Interview with Tyler Meason, Director of Sons of Perdition

Collective Eye Filmmaker Spotlight Series is a unique opportunity to hear directly from our filmmakers. The series provides a forum to learn about our filmmakers as well as get involved with relevant topics for each film.


Tyler Measom - Sons of Perdition

Interview by Caroline Jackson

With the publicity surrounding Warren Jeffs' arrest as well recent TV shows that involve similar issues, Mormon polygamy has become a topic many people are interested in. You chose to tell the story from a unique angle, focusing on the exiled children of the FLDS community.
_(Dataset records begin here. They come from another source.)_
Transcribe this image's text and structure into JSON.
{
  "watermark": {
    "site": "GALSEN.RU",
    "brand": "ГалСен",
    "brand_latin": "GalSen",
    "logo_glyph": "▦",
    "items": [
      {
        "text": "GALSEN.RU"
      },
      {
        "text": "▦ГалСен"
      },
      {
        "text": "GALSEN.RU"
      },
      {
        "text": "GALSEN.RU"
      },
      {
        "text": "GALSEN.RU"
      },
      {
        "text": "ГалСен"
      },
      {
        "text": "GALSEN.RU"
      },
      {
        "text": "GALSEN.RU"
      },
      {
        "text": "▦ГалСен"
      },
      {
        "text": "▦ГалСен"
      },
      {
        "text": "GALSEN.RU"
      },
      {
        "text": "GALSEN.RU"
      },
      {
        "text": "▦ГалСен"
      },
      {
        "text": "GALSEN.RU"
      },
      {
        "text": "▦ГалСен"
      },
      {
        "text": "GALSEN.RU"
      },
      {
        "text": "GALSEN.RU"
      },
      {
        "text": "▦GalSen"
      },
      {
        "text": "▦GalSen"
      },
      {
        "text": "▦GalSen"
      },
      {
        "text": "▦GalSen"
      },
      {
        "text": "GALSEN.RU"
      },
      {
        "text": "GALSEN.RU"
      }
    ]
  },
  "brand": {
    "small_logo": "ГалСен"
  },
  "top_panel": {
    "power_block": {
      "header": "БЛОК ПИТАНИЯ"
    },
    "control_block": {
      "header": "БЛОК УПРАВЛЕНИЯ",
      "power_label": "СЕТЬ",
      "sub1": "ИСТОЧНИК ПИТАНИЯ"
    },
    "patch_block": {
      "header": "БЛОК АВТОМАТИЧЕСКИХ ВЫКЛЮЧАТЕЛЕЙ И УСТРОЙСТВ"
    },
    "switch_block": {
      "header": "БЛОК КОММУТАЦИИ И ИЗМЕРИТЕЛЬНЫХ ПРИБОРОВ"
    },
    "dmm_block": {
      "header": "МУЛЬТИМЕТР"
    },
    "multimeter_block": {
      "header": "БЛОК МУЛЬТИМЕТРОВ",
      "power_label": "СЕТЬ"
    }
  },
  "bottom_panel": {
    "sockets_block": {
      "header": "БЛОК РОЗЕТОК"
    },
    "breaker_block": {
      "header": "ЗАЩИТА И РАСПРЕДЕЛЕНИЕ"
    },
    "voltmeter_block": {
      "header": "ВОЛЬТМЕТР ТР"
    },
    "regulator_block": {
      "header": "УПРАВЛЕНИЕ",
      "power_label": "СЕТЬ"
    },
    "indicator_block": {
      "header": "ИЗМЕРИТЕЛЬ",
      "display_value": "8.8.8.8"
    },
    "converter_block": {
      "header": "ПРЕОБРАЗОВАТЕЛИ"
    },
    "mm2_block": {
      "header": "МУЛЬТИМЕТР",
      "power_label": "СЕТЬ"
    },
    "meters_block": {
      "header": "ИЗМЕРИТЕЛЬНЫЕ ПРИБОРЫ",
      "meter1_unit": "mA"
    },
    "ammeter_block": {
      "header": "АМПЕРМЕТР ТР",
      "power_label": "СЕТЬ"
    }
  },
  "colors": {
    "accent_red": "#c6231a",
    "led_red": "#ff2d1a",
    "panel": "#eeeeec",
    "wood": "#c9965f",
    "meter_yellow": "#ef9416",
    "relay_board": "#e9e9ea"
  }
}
How did you first get involved?

Living in Salt Lake City, these communities and the exiled children like the ones in the film have been in the news for a while. You would see their faces in the paper, but there wasn't much information about their lives and what they were going through. Both myself and the other filmmaker Jennilyn Merten grew up Mormon but left the church and therefore we knew there was something deeper to the story; we had an idea of what a struggle it is to leave a religion, disappoint friends, family and community all with the threat of going to hell.

Did the kids in the film accept your presence right away?

Other people had tried to make this documentary before, but [the kids] don't trust anyone on the onset. Even though they are now living on "the outside," they still couldn't shake the feeling that everyone was evil; that was what they grew up believing. But because we came from a place they could relate to, could sing along to the hymns and understand the culture, they opened up to us.

What surprised you the most interacting with these exiled kids? After being sheltered for so long, they seem to lack a lot of basic knowledge that most of us take for granted.

I wish we could relay just how much they didnt know about the world. In one scene we weren't able to use, one of Warren Jeffs' wives, 23 years old, did not know that the United States wasn't the entire world. It wasn't until someone literally put a globe in front of her that she could begin to grasp the concept. One day I drove several of the boys to Salt Lake City, and they were listening to this terrible rap, so I pulled out my iPod and decided to give them a short history of rock and roll from blues to the Beatles. I played them songs like "Stairway to Heaven," telling them they didn't have to like it, but it's just a song you have to know. There is such a lack of exposure and education that they are like blank slates.

Without parental guidance or hope of "salvation," it makes sense that some might take to alcohol and drugs. Do you see this as more of a teenage rebellion that dissipates as they adjust to their new lives, or does this become a more permanent problem for some kids?

The drug problem was a lot worse than we portrayed, at least for some of them. They were anesthetizing; drugs were one way to break free of hurt. Plus, they don't have parents to tell them no. When they first get out, they overindulge in everything. The boys in the beginning would sit all day long hypnotized in front of the TV; it was a crash course on the world. From what we've seen it often takes about a year until you sort of figure it out, where you're going, what you're doing. You need time, need to figure out that you're not going to go to hell for living a normal life, for wanting to go to school, for wanting to date. We all go through troubles, we all hurt, but most us have parents or mentors to help is through. It's just so much to deal with, they are 200 steps behind; just existing just becomes so overwhelming.

Now that Warren Jeffs is incarcerated for his sexual abuse of minors, what's stopping the law from going into this polygamous community and bringing justice to the many other under-aged girls forced into marriages with much older men?

There's a lot of difficulty in that. First of all, it was kept in secret for a long time, and then most people on the outside were content to look the other way. Secondly, how do you arrest 6000 men? What do you do with them, what do you do with the thousands of kids from these marriages if you break up the families? During the film, we actually worked well with Texas attorney generals and rangers. We all worked together, and that's nice to know that we made change, that we helped put an awful man away for a long time. We're still trying to get the state of Utah and Arizona to make changes, especially in terms of education. The state needs to step in because they pay for it later, they are paying for it now. It can be hard to draw the line with the law when it comes to marriage rights, and I support gay marriage so it's hard to say what should be legal and what shouldn't, but [this kind of polygamy] is meant to keep women down. In these communities, women are meant to be quiet and subservient, and often don't know there's another option. Let's give them the option, let's at least educate them about the world and their choices.

What has been the reaction to this film from those who have ties to Mormonism?

The reactions are varied. Some will either never see it because they feel like Mormonism is being picked on, but then some people have seen it and feel grateful for clearing up discrepancies between these fundamentalist sects and the thousands more mainstream Mormon communities. We are actually releasing an alternate version soon with a separate audio track that takes the swear words out so people who need to see it might feel more comfortable. Again, it's about making people aware so I hope to reach as wide an audience as possible.

Do you have any other projects in the works right now?

So much work still needs to be done on Sons of Perdition. Making a documentary is like running a marathon, except that even after you cross the finish line you still have to keep running. However, I am working on production for a new film about James "The Amazing" Randi, a prominent escape magician who then became an active debunker and started a community called the Skeptics Society.